FirstMatch check is at point (F2). At that point, we know that ot1.row1 
has had a match in the subquery, and the execution returns to table ot1.

If SUBQ_COND is moved to table ntX, then there may be a situation where 
we will get to point (F2) and assume that the subquery had a match, while
actually it hasn't.

A suggestion by Igor: at point (F2) we should check the last return value
of SUBQ_COND (actually, of all conditions that were moved like SUBQ_COND was)

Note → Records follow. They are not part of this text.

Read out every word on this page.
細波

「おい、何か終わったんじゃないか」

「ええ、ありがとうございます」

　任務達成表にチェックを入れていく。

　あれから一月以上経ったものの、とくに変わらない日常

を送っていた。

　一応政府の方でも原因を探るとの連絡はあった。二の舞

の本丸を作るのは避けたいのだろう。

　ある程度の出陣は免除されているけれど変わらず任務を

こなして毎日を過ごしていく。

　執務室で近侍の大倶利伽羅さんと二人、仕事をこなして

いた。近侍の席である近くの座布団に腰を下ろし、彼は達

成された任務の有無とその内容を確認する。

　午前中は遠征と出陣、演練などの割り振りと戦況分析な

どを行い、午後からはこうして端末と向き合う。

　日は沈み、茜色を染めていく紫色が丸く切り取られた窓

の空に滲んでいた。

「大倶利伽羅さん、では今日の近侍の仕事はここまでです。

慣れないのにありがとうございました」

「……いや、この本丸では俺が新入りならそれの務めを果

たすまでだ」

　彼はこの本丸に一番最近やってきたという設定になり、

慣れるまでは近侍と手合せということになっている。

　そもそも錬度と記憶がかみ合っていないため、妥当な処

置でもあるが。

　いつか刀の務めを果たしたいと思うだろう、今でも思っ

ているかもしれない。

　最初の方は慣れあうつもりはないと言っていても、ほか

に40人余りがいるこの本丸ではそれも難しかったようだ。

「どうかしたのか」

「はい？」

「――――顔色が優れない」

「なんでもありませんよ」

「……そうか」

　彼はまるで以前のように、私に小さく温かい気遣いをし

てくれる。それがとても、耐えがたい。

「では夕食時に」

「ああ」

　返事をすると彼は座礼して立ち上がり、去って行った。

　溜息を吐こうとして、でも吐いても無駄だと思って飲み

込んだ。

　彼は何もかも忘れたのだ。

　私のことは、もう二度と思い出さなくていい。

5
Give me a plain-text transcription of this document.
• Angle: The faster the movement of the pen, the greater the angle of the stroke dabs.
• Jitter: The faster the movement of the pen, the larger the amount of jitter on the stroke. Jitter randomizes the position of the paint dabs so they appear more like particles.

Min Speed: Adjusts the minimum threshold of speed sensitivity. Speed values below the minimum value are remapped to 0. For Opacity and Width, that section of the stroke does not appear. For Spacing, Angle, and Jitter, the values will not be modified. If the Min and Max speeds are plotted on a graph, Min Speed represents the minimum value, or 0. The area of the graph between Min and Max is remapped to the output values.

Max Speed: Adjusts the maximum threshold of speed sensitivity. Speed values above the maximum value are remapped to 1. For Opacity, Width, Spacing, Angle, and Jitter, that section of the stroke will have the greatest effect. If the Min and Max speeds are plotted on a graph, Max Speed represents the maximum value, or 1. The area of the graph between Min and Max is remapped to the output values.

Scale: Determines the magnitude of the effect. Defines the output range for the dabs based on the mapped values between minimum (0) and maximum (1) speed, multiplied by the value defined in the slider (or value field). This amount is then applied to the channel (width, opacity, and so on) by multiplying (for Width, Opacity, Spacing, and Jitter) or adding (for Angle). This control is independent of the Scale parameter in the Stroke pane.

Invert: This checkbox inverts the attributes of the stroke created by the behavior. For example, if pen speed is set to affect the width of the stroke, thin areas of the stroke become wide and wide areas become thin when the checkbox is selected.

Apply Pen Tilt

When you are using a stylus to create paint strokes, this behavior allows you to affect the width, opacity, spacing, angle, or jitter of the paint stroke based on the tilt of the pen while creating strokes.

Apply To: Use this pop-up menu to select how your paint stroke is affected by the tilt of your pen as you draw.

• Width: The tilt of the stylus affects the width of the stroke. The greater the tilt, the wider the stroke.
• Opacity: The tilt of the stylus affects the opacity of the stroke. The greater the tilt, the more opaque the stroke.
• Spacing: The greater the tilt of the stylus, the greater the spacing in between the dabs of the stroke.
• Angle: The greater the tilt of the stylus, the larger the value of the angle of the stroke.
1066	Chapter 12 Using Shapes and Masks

It is actually more complicated: what if there is COND(ot1, nt1) such that
COND(ot1.ro1, nt1.row1) = FALSE?  Then, we will never evaluate 
SUBQ_COND(ot1.row1, ...). 
What if never evaluate SUBQ_COND(ot1.row1, ...) but before we have evaluated
SUBQ_COND(ot1.row0, ...)?  We will have to track what we have evaluated for 
the current row of ot1.row1.

== 3. Duplicate Elimination ==

Duplicate Elimination removes duplicate matches using a temporary table.
In order to work correctly, filtering needs to be performed before the weedout
is done.

Let's again use an example.

  select ...
  from ot1, nt1, nt2 
  where expr(ot1) in (select ... from it1, it2, ... where ...)

and a join order

   (DUPS-W-START) it1 ot1 it2  (DUPS-W-WEEDOUT) nt1 nt2 


at DUPS-W-START, all rows are deleted from the temp. table.
at DUPS-W-WEEDOUT, we take ot1.rowid and attempt to write it into the temp
table.

Basic idea: If a condition SUBQ_COND(itX, ...)  is moved to the right across
the (DUPS-W-WEEDOUT) point, wrong query results will occur.

Example: Suppose, SUBQ_COND(it2) is moved to nt1, and join execution
proceeds as follows:

  it1.row1 --- ot1.row1 --- it2.row1 -- DUPS-W-WEEDOUT -- nt1
    |

- We reach DUPS-W-WEEDOUT with (it1.row1, ot1.row1, it2.row1).  
- The temp. table is empty, so rowid(ot1.row1) is written into temp.table, 
  and Weedout doesn't weed it out.
- At nt1,  SUBQ_COND(it2.row1) is evaluated and found to be false. 
  join execution returns back.
- Suppose, tables  it2 and ot1 have no more matching rows, so execution returns
  to it1.

(the same diagram with a few more steps)

  it1.row1 --- ot1.row1 --- it2.row1 -- DUPS-W-WEEDOUT -- nt1
    |
  it1.row2 --- ot1.row1 --- it2.row2 -- DUPS-W-WEEDOUT


- We reach DUPS-W-WEEDOUT with (it1.row2, ot1.tow1, it2.rowX).
- The temptable already has rowid(ot1.row1). The record combination is filtered
  out. if SUBQ_COND(it2.row2)=TRUE, then the result will miss a row.

== 4. Loose Scan ==

Loose Scan is similar to First Match - it does short-cutting (but also makes
forward jumps on the driving table).

Short-cutting imposes a limitation similar to FirstMatch - conditions that
depend on subquery's tables cannot be moved out of LooseScan's range.

BR
 Sergei
-- 
Sergei Petrunia, Software Developer
MariaDB | Skype: sergefp | Blog: http://s.petrunia.net/blog